Growing up on the moon, Xingyin is accustomed to solitude, unaware that she is being hidden from the feared Celestial Emperor who exiled her mother for stealing his elixir of immortality. But when Xingyin’s magic flares and her existence is discovered, she is forced to flee her home, leaving her mother behind.
Alone, powerless, and afraid, she makes her way to the Celestial Kingdom, a land of wonder and secrets. Disguising her identity, she seizes an opportunity to learn alongside the emperor’s son, mastering archery and magic, even as passion flames between her and the prince.
To save her mother, Xingyin embarks on a perilous quest, confronting legendary creatures and vicious enemies across the earth and skies. But when treachery looms and forbidden magic threatens the kingdom, she must challenge the ruthless Celestial Emperor for her dream—striking a dangerous bargain in which she is torn between losing all she loves or plunging the realm into chaos.
Daughter of the Moon Goddess begins an enchanting, romantic duology which weaves ancient Chinese mythology into a sweeping adventure of immortals and magic—where love vies with honor, dreams are fraught with betrayal, and hope emerges triumphant.
This was a disappointment. I liked it at first, was interested in the story, and though I wasn’t 100% sold on the writing style it was at least well-written, even if it was rather passive. But then after about 30% it just… dragged. And dragged. As I kept reading I lost more and more interest in the story and the characters, until I was actively avoiding picking it up. Then when I did bring myself to pick it up I very quickly put it down again. I ended up DNFing at 55% which was disappointing but it was starting to send me into a bit of a slump.
The descriptions and mythology were beautiful, though there were rather too many descriptions and there was no urgency to the story — it definitely meandered. The thing that bothered me the most, and probably a large part of why I didn’t like it, was the two love interests for the main character. The romances were forced, unbelievable, and bland, and the love triangle was just unconvincing.
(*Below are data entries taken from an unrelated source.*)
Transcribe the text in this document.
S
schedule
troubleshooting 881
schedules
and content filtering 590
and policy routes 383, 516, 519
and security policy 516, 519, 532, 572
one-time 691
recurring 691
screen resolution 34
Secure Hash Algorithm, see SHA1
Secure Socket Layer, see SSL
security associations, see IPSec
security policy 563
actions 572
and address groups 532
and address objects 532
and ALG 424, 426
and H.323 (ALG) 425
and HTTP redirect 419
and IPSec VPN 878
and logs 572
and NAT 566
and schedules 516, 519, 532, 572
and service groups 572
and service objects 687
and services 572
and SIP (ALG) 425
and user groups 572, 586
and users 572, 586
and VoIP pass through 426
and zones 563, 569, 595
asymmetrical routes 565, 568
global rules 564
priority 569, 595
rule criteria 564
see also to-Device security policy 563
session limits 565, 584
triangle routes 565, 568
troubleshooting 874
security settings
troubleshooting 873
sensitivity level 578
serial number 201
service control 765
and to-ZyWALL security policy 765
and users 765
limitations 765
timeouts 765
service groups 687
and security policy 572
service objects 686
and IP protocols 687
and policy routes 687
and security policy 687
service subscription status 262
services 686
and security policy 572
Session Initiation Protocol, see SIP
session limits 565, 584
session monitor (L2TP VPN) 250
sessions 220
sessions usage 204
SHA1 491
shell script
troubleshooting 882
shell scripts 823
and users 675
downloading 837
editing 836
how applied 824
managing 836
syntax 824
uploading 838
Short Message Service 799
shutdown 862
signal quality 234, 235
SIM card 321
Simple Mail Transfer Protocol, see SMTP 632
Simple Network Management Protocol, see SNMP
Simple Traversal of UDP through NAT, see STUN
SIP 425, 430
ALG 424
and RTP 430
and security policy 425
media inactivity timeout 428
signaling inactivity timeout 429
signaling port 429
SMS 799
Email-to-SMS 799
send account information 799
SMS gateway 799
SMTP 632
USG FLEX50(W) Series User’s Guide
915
I would have preferred both as friendships as that would have made more sense. The main character also has a definite “all the boys fall in love with me” thing going on.
I can definitely recommend it to people who enjoyed Elizabeth Lim’s books (Spin the Dawn, Six Crimson Cranes) although at 512 pages it’s rather longer than those. And maybe that’s my main problem with it — it’s just too long. In style and content of story it has quite a few similarities to Elizabeth Lim’s work. It also reminds me of Marissa Meyer’s Gilded — though that may be because I found them both too long.
So if you enjoyed Gilded, Spin the Dawn, or Six Crimson Cranes, give this one a try.
*Thanks to NetGalley and Harper Voyager for providing an e-arc for review.